Anche la sera del 10/07/2013 abbiamo mangiato quei bocconi dati da qualcuno che
sembrava un “angelo”, purtroppo la nostra fiducia è stata tradita, perché
quelle mani ci hanno avvelenati, portandoci alla morte con dolori atroci. Prima
di morire ci siamo uniti in gruppo, sperando di aiutarci a vicenda. Non è stato
possibile. Il nostro capo, prima di morire, ci ha chiesto, con un filo di voce: ”Cosa avete fatto? Non avete rispettato le regole? Quali colpe avete
commesso?”. Il più piccolo di noi ha risposto: ”Noi li abbiamo sempre
rispettati, non abbiamo aggredito i loro bambini, non siamo entrati a rubare
nelle loro case, né nei loro bar. Non abbiamo distrutto, entrando per 3 volte
nel cimitero, le lapidi dei loro morti”. Billy ha aggiunto: ”Non abbiamo fatto
amicizia con il capo della ndrangheta che, da qualche mese, si era rifugiato in
questo paese, né gli abbiamo dato la nostra zampa, forse lui si è nascosto
meglio di noi ed ha avuto un’accoglienza
alla luce del sole, migliore della nostra. Non abbiamo distrutto gli alberi
della villa comunale, facendo sui tronchi la nostra pipì.
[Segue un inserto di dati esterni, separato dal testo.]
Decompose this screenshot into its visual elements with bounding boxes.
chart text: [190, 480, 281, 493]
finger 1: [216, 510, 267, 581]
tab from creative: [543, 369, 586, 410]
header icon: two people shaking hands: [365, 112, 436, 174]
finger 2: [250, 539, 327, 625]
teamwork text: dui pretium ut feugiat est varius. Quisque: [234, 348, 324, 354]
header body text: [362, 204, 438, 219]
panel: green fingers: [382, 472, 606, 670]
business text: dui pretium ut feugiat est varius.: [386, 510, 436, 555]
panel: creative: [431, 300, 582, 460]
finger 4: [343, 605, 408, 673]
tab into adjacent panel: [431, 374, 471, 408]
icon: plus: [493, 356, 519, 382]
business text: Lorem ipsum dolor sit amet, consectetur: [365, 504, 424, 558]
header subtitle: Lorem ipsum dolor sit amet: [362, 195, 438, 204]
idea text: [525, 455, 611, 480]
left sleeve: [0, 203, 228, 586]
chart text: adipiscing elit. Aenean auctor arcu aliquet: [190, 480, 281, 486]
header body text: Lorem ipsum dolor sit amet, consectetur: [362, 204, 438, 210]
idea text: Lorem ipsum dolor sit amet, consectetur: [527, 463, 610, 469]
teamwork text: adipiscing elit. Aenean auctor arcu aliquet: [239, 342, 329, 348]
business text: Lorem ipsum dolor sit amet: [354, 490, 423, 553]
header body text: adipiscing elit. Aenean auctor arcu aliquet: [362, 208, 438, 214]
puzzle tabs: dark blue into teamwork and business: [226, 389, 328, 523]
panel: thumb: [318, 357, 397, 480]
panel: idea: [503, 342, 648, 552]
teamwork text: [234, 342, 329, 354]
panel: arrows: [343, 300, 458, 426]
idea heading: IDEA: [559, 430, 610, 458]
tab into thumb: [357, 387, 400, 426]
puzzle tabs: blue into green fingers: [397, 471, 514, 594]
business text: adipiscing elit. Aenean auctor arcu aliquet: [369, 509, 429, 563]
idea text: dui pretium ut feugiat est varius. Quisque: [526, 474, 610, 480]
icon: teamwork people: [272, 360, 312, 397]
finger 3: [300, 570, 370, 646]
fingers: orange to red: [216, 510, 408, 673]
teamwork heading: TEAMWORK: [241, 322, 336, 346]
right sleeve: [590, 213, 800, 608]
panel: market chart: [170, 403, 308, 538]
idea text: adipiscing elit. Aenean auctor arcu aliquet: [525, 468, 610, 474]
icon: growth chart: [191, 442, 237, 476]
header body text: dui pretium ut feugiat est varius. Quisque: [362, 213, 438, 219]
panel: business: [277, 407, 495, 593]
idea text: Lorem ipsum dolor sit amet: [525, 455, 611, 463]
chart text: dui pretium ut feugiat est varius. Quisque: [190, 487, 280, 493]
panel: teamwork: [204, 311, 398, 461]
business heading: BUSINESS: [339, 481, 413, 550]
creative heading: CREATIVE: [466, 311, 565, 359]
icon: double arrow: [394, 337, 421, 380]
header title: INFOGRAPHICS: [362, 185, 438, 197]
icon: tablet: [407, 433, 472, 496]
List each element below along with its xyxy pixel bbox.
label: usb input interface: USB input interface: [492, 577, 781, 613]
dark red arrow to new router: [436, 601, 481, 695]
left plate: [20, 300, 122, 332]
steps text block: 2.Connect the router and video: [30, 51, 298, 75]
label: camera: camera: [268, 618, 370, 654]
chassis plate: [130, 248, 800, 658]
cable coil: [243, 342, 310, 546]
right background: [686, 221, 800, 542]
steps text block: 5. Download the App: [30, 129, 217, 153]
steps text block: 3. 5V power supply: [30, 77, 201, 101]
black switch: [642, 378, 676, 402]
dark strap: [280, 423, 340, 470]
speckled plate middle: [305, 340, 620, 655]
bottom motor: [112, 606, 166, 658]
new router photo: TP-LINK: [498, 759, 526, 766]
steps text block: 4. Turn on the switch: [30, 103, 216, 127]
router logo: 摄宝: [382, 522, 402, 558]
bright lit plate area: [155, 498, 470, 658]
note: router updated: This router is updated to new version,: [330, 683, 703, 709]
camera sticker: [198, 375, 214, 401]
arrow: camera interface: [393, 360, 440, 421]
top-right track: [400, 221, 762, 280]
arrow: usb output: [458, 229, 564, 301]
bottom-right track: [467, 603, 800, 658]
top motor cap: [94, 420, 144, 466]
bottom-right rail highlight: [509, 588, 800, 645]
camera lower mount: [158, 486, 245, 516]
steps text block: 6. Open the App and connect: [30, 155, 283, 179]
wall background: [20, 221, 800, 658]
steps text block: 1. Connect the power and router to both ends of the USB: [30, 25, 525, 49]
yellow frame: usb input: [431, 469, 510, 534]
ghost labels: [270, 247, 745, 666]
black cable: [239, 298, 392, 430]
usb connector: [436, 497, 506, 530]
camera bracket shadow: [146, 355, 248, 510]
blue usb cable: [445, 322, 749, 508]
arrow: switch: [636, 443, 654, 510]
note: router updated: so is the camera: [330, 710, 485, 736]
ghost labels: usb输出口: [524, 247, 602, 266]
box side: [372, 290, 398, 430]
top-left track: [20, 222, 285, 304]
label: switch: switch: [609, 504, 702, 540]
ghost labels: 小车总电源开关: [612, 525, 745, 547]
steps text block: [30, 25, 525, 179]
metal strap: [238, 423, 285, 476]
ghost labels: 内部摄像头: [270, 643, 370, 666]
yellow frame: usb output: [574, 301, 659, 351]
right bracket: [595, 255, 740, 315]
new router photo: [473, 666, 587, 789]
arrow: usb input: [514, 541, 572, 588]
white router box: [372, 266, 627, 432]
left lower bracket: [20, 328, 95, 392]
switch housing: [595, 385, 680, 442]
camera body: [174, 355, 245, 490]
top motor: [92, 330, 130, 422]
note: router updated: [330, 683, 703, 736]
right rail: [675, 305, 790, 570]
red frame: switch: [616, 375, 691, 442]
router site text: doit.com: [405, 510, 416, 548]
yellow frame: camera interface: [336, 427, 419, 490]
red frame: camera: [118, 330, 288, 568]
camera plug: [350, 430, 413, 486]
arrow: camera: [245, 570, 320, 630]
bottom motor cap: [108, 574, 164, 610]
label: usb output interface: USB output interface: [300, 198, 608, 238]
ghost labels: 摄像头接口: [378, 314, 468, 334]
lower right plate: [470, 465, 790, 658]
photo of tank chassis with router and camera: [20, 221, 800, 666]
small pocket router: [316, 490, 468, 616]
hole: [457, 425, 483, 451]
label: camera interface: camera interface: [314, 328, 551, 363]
Eppure qualche albero
è stato decapitato senza un valido motivo.
Con noi, per caso, era un cane da
pastore che, prima di morire, ha pensato al suo padrone ed alle sue pecore che
non avrebbe più potuto proteggere. Era venuto a salutarci e non sapeva che,
anche per lui, quella sarebbe stata l’ultima cena. Non abbiamo più il tempo di
porci domande a cui possiamo dare una sola risposta: su di noi si sperimentano
farmaci e cosmetici ma, anche e soprattutto, si sperimenta la crudeltà. Pochi
di noi si sono salvati ed oggi, agli altri cani, diciamo: “Attenti all'uomo,
non fidatevi perché questo paese è pericoloso”.
Firmato
8
cani avvelenati immotivatamente
P.S.:
quando ci hanno seppelliti, scavando la fossa, abbiamo incontrato nella buca le
ossa di altri cani che avevano fatto, prima di noi, la stessa fine. Gli uomini
dovrebbero ricordare, con terrore, un periodo della loro storia in cui c’erano
fosse comuni. Insieme a quelle ossa (mandibole, femori), che sono riaffiorate, è
venuta fuori quella verità che gli uomini volevano nascondere. Non era la prima
volta che noi cani venivamo avvelenati, non era la prima volta che veniva
commesso lo stesso reato. Vi lasciamo un territorio libero per i concerti ma,
dopo aver suonato, cantato e ballato, ci auguriamo che abbiate anche meditato.
Grazie a chi ha dato voce a chi non può parlare.